Later, during the Q&A, Kelly thanked the cast in attendance and fielded pre-selected questions from an audience composed mostly of journalists. With a lit cigar in hand, the veteran crooner said the five-year lapse between lots was the product of laziness, but said that getting back into the swing was smooth. “It’s not hard somehow. When you commit to something and have fun with it, it appreciates you, the gift, and it starts to help you out,” he said. “It cheats through things for you and it kind of writes itself. I’m having so much fun with this thing. I’m so committed to it, it just happens. It just continues to happen.

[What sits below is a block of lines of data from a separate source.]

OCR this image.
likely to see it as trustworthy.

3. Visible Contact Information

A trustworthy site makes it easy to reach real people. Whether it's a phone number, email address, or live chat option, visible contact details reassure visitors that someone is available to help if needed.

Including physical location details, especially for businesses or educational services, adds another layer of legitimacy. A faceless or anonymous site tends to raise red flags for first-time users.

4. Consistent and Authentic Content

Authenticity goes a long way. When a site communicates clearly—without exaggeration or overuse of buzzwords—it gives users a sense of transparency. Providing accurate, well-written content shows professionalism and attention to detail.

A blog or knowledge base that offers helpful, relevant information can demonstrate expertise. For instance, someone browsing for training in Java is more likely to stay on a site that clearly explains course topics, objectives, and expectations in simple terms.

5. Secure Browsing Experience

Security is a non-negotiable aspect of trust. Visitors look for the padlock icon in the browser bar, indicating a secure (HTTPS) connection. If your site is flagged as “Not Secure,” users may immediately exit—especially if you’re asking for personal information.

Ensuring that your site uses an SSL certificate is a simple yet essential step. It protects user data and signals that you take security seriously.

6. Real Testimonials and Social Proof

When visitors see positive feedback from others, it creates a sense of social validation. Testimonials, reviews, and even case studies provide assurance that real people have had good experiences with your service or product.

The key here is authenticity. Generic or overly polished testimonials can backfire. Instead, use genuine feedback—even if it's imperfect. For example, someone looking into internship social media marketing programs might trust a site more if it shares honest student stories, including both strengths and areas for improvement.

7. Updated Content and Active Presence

Every time I put the track on, I hear these new stories and new characters.”
Kelly provided some bizarre insight into his mind maze, referring to himself as an “alien” in character as Sylvester and stating that his superpower of choice would be to “heal the world.” He even sang a few times for the crowd: first in a “Bump N’ Grind” duet with a front-row fan, second with a closing sing-along of his ’90s smash “I Believe I Can Fly.” And for those wondering whether the end of the saga is near, well, it’s not.
“Trapped in the Closet is pretty much forever. I’ve got a leash on this thing now. I’m going to walk it,” said Kelly. “I want you guys to know, I’m not going to leave you guys hanging five years again for the next chapter. . . . The next chapters that are coming [are] going to exceed every chapter that you’ve ever seen. I guarantee it.”